ParameterWestern StrategyRussian Strategy
Limiting Signal BandwidthZeroInfinite
Limiting Signal Time DurationInfiniteZero
Dimension which must be searchedFrequencyTime
Use of directional receiving antennasYesNo
Number of receiving sites required 12 or more, separated by thousands of kilometers
Effect of terrestrial interferenceBlots out certain frequencies; can be identified by moving the antenna and by Doppler shiftBlots out certain times, can be identified by using multiple sites.
Method of determining transmitter distanceParallax, over a period of timeDispersion, immediately

Both strategies have their strengths and weaknesses, and since no one knows the form of extraterrestrial signals, both strategies are necessary. The relative disadvantages of the Russian strategy are less sensitivity (since very small antennas are used) and the necessity of operating several widely-separated receiving sites simultaneously.

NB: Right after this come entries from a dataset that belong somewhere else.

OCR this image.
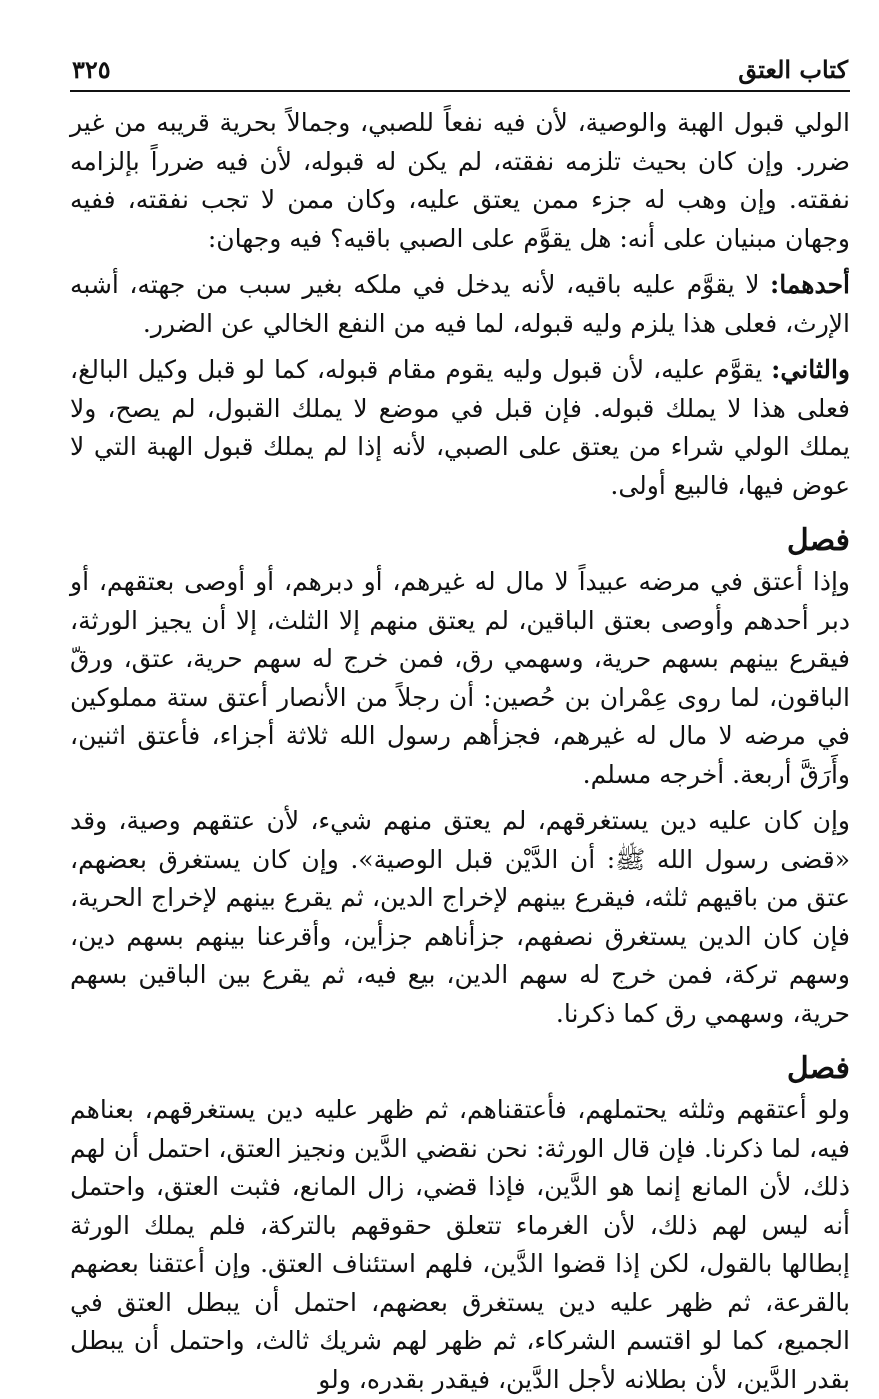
كتاب العتق
٣٢٥

الولي قبول الهبة والوصية، لأن فيه نفعاً للصبي، وجمالاً بحرية قريبه من غير ضرر. وإن كان بحيث تلزمه نفقته، لم يكن له قبوله، لأن فيه ضرراً بإلزامه نفقته. وإن وهب له جزء ممن يعتق عليه، وكان ممن لا تجب نفقته، ففيه وجهان مبنيان على أنه: هل يقوَّم على الصبي باقيه؟ فيه وجهان:

أحدهما: لا يقوَّم عليه باقيه، لأنه يدخل في ملكه بغير سبب من جهته، أشبه الإرث، فعلى هذا يلزم وليه قبوله، لما فيه من النفع الخالي عن الضرر.

والثاني: يقوَّم عليه، لأن قبول وليه يقوم مقام قبوله، كما لو قبل وكيل البالغ، فعلى هذا لا يملك قبوله. فإن قبل في موضع لا يملك القبول، لم يصح، ولا يملك الولي شراء من يعتق على الصبي، لأنه إذا لم يملك قبول الهبة التي لا عوض فيها، فالبيع أولى.

فصل

وإذا أعتق في مرضه عبيداً لا مال له غيرهم، أو دبرهم، أو أوصى بعتقهم، أو دبر أحدهم وأوصى بعتق الباقين، لم يعتق منهم إلا الثلث، إلا أن يجيز الورثة، فيقرع بينهم بسهم حرية، وسهمي رق، فمن خرج له سهم حرية، عتق، ورقّ الباقون، لما روى عِمْران بن حُصين: أن رجلاً من الأنصار أعتق ستة مملوكين في مرضه لا مال له غيرهم، فجزأهم رسول الله ثلاثة أجزاء، فأعتق اثنين، وأَرَقَّ أربعة. أخرجه مسلم.

وإن كان عليه دين يستغرقهم، لم يعتق منهم شيء، لأن عتقهم وصية، وقد «قضى رسول الله ﷺ: أن الدَّيْن قبل الوصية». وإن كان يستغرق بعضهم، عتق من باقيهم ثلثه، فيقرع بينهم لإخراج الدين، ثم يقرع بينهم لإخراج الحرية، فإن كان الدين يستغرق نصفهم، جزأناهم جزأين، وأقرعنا بينهم بسهم دين، وسهم تركة، فمن خرج له سهم الدين، بيع فيه، ثم يقرع بين الباقين بسهم حرية، وسهمي رق كما ذكرنا.

فصل

ولو أعتقهم وثلثه يحتملهم، فأعتقناهم، ثم ظهر عليه دين يستغرقهم، بعناهم فيه، لما ذكرنا. فإن قال الورثة: نحن نقضي الدَّين ونجيز العتق، احتمل أن لهم ذلك، لأن المانع إنما هو الدَّين، فإذا قضي، زال المانع، فثبت العتق، واحتمل أنه ليس لهم ذلك، لأن الغرماء تتعلق حقوقهم بالتركة، فلم يملك الورثة إبطالها بالقول، لكن إذا قضوا الدَّين، فلهم استئناف العتق. وإن أعتقنا بعضهم بالقرعة، ثم ظهر عليه دين يستغرق بعضهم، احتمل أن يبطل العتق في الجميع، كما لو اقتسم الشركاء، ثم ظهر لهم شريك ثالث، واحتمل أن يبطل بقدر الدَّين، لأن بطلانه لأجل الدَّين، فيقدر بقدره، ولو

These sites, however, can use relatively small (even portable) equipment that is inexpensive to operate.

The Russian strategy makes use of the fact that radio pulses are distorted by the interstellar medium in such a way that they arrive here first at higher frequencies and later at lower frequencies. A pulse that was originally transmitted at the same time on all frequencies will be received as a pulse that sweeps downward in frequency, like a descending chirp. The rate of descent is slower for signals arriving from farther away. Thus the aproximate distance of an interstellar signal transmitter could be calculated from its apparent frequency sweep rate.

Gindilis and his co-workers used broadband receivers covering the frequency range 350-550 MHz, located at two sites separated by 3000 km. One was near the Black Sea in extreme southwestern Russia, and the other was in the Tadzhik Republic, near the southern tip of the Soviet Union. They recorded not only the output of these receivers, but the output of four 5 megahertz wide filters that selected portions of the total bandwidth near 371.5, 408, 458.5 and 535 megahertz. These four frequencies were chosen to have equal time delay between them for a dispersion-caused sweeping signal. For example, a transmitter 3000 light years away would sweep from one filter to the next in 1/2 second. The experiment lasted for approximately one month.

They found many pulsed signals, most of which were blamed on local interference, since they occurred at only one or the other of the two sites. A number of the pulses did, however, occur simultaneously at both sites. Some of the signals agree even down to very small details, so they cannot have come from the surface of the earth. After careful analysis of all the signals received, Gindilis and his co-workers concluded that their extra-terrestrial signals came from three separate causes — artificial earth satellites, bursts from the Sun, and sporadic radiation from the Earth's ionosphere. None of the signals had a dispersion that would place it outside the solar system.

This experiment was valuable in that it demonstrated the capability of the method to detect potentially interesting signals, and to positively identify interfering signals. The authors recommend that further experiments of this type be conducted using improved receiving and recording equipment.